SALES OF SECURITIES IN THE NUCLEAR DECOMMISSIONING TRUSTS
(Dollars in millions)
 Years ended December 31,
 202420232022
Proceeds from sales$874 $592 $639 
Gross realized gains57 27 18 
Gross realized losses10 14 20 
Net unrealized gains and losses, as well as realized gains and losses that are reinvested in the NDT, are included in noncurrent Regulatory Liabilities on Sempra’s and SDG&E’s Consolidated Balance Sheets. We determine the cost of securities in the trusts on the basis of specific identification.
ASSET RETIREMENT OBLIGATION
The present value of SDG&E’s ARO related to decommissioning costs for all three SONGS units was $471 million at December 31, 2024 and is based on a cost study prepared in 2024, which is pending CPUC approval. The ARO for Units 2 and 3 reflects the acceleration of the start of decommissioning of these units as a result of the early closure of the plant. We expect SDG&E’s undiscounted SONGS decommissioning payments to be $89 million in 2025, $57 million in 2026, $37 million in 2027, $25 million in 2028, $11 million in 2029, and $870 million thereafter.
U.S. DEPARTMENT OF ENERGY NUCLEAR FUEL DISPOSAL
Spent nuclear fuel from SONGS is currently stored on-site in an ISFSI licensed by the NRC. The ISFSI will operate until 2054, when it is assumed that the DOE will have taken custody of all the SONGS spent fuel. The ISFSI would then be decommissioned, and the site restored to its original environmental state. Until then, SONGS owners are responsible for interim storage of spent nuclear fuel at SONGS.
The Nuclear Waste Policy Act of 1982 made the DOE responsible for accepting, transporting, and disposing of spent nuclear fuel. However, it is uncertain when the DOE will begin accepting spent nuclear fuel from SONGS. This delay will lead to increased costs for spent fuel storage. In November 2019, Edison filed a claim for spent fuel management costs in the U.S. Court of Federal Claims for the time period from January 2017 through July 2018, which is pending approval. Additionally, in July 2024, Edison filed a claim for spent fuel management costs in the U.S. Court of Federal Claims for the time period from August 2018 through December 2021, which is pending approval. SDG&E will continue to support Edison in its pursuit of claims on behalf of the SONGS co-owners against the DOE for its failure to timely accept the spent nuclear fuel.
NUCLEAR INSURANCE
SDG&E and the other owners of SONGS have insurance to cover claims from nuclear liability incidents arising at SONGS. Currently, this insurance provides $500 million in coverage limits, the maximum amount available, including coverage for acts of terrorism. In addition, the Price-Anderson Act provides an additional $60 million of coverage. If a nuclear liability loss occurs at SONGS and exceeds the $500 million insurance limit, this additional coverage would be available to provide a total of $560 million in coverage limits per incident.
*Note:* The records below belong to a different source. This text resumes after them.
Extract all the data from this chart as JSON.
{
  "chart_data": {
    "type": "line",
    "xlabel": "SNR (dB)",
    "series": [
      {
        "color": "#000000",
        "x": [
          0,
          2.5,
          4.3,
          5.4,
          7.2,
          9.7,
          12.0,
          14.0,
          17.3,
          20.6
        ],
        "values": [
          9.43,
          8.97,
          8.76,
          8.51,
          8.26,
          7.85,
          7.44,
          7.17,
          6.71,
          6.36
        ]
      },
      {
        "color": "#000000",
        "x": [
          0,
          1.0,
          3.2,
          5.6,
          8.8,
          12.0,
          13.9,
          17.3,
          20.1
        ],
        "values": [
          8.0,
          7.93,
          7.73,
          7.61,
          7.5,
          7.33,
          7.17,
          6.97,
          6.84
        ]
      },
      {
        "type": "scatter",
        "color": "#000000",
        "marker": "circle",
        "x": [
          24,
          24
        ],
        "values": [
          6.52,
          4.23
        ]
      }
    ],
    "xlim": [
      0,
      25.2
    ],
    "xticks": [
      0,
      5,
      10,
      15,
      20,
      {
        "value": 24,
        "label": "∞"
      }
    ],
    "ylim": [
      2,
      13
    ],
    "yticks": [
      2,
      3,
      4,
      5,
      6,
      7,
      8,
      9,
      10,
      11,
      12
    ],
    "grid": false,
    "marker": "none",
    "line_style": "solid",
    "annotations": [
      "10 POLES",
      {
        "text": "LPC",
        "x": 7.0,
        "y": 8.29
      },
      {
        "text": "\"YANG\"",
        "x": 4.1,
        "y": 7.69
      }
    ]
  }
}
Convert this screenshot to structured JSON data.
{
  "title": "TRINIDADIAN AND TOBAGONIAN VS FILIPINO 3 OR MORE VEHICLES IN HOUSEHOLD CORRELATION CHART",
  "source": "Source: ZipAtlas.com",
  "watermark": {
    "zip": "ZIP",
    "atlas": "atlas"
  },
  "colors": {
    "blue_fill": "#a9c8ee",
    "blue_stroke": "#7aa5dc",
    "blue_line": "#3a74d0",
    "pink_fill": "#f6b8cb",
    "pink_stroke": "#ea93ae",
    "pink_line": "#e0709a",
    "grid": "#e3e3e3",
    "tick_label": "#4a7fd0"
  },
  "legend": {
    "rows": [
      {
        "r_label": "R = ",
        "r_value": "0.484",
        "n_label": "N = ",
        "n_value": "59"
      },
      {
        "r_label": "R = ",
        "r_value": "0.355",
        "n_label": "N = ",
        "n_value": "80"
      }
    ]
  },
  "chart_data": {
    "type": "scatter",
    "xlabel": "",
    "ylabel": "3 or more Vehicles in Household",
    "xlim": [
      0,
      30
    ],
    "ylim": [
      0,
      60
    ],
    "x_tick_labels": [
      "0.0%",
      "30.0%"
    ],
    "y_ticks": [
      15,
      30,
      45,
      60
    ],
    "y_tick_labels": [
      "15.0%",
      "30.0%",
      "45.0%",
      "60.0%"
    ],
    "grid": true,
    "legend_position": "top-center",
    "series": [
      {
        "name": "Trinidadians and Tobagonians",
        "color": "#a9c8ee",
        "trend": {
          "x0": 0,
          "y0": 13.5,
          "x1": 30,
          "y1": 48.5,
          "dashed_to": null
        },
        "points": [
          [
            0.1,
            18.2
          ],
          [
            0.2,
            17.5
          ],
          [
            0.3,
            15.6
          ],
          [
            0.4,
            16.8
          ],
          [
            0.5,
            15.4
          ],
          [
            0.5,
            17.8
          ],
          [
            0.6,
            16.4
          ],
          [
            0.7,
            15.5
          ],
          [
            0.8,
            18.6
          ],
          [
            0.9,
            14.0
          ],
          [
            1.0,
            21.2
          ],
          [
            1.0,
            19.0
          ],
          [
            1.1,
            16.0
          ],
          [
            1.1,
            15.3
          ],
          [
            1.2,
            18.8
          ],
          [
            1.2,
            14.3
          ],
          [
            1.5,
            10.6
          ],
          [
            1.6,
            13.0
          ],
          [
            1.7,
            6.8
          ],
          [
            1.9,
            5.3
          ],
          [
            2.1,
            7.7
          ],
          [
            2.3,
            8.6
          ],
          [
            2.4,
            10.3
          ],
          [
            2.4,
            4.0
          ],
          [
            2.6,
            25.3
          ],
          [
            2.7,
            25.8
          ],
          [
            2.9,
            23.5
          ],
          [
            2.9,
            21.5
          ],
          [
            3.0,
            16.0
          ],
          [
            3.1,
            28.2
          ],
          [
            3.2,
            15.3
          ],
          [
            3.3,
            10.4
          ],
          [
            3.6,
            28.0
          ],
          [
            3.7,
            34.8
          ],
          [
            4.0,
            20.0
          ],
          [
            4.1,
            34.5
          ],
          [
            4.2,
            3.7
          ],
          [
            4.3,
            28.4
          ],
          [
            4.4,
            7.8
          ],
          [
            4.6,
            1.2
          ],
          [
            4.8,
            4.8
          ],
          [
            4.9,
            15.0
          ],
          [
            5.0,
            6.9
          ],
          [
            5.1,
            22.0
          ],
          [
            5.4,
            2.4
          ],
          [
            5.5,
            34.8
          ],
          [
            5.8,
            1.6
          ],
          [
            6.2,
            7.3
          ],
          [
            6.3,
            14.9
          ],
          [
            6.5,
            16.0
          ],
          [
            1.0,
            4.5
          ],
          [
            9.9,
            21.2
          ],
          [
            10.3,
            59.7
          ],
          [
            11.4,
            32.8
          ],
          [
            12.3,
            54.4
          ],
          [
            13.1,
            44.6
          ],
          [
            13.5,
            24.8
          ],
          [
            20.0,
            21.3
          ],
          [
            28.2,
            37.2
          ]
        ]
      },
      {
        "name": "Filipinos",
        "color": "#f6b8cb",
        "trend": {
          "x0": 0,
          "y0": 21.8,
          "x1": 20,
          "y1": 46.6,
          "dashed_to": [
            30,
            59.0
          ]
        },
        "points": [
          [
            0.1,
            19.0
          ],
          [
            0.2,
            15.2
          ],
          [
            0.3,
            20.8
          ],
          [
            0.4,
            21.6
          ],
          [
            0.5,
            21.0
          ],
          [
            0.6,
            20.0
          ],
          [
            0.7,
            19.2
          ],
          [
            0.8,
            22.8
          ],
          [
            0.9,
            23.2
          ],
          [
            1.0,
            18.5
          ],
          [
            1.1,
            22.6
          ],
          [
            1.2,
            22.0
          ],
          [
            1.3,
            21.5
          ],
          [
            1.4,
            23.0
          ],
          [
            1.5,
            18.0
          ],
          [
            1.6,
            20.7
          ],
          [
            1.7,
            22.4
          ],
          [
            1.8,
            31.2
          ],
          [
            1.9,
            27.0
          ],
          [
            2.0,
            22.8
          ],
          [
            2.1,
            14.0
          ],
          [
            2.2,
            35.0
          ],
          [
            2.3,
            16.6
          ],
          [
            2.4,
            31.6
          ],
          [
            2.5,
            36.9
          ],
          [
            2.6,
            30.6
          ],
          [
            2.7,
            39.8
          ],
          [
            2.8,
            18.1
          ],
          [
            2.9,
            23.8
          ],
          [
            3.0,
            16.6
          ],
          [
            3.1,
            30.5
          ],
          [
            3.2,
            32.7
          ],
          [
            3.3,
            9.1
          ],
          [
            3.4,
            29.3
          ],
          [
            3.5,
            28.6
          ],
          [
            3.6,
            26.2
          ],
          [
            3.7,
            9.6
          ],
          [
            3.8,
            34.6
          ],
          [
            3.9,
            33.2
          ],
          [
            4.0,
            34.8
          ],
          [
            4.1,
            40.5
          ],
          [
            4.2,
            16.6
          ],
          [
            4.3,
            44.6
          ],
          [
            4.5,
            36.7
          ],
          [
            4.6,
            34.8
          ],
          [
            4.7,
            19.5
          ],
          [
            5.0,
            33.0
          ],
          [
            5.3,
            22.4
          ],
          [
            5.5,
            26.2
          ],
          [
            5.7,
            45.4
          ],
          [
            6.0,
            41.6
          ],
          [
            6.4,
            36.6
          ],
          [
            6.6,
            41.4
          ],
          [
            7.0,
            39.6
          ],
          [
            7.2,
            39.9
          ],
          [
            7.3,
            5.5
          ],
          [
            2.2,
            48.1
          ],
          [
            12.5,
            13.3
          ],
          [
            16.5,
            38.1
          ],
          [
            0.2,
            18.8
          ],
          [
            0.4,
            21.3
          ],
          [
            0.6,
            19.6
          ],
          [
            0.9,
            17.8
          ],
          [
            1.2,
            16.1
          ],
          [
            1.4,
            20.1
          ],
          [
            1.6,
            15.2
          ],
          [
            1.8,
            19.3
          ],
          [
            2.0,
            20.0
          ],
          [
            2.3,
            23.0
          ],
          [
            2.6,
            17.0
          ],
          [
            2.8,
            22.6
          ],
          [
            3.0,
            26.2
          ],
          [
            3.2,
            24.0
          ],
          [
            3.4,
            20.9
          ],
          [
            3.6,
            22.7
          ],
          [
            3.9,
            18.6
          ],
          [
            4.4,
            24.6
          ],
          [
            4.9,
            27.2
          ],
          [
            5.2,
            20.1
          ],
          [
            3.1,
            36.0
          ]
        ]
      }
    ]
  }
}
The SONGS owners have nuclear property damage insurance of $130 million, which exceeds the minimum federal requirement of $50 million. This insurance coverage is provided through NEIL. The NEIL policies have specific exclusions and limitations that can result in reduced coverage. Insured members as a group are subject to retrospective premium assessments to cover losses sustained by NEIL under all issued policies. SDG&E could be assessed a negligible amount for retrospective premiums based on overall member claims.
The nuclear property insurance program includes an industry aggregate loss limit for non-certified acts of terrorism (as defined by the Terrorism Risk Insurance Act) of $3.24 billion. This is the maximum amount that will be paid to insured members who suffer losses or damages from these non-certified terrorist acts.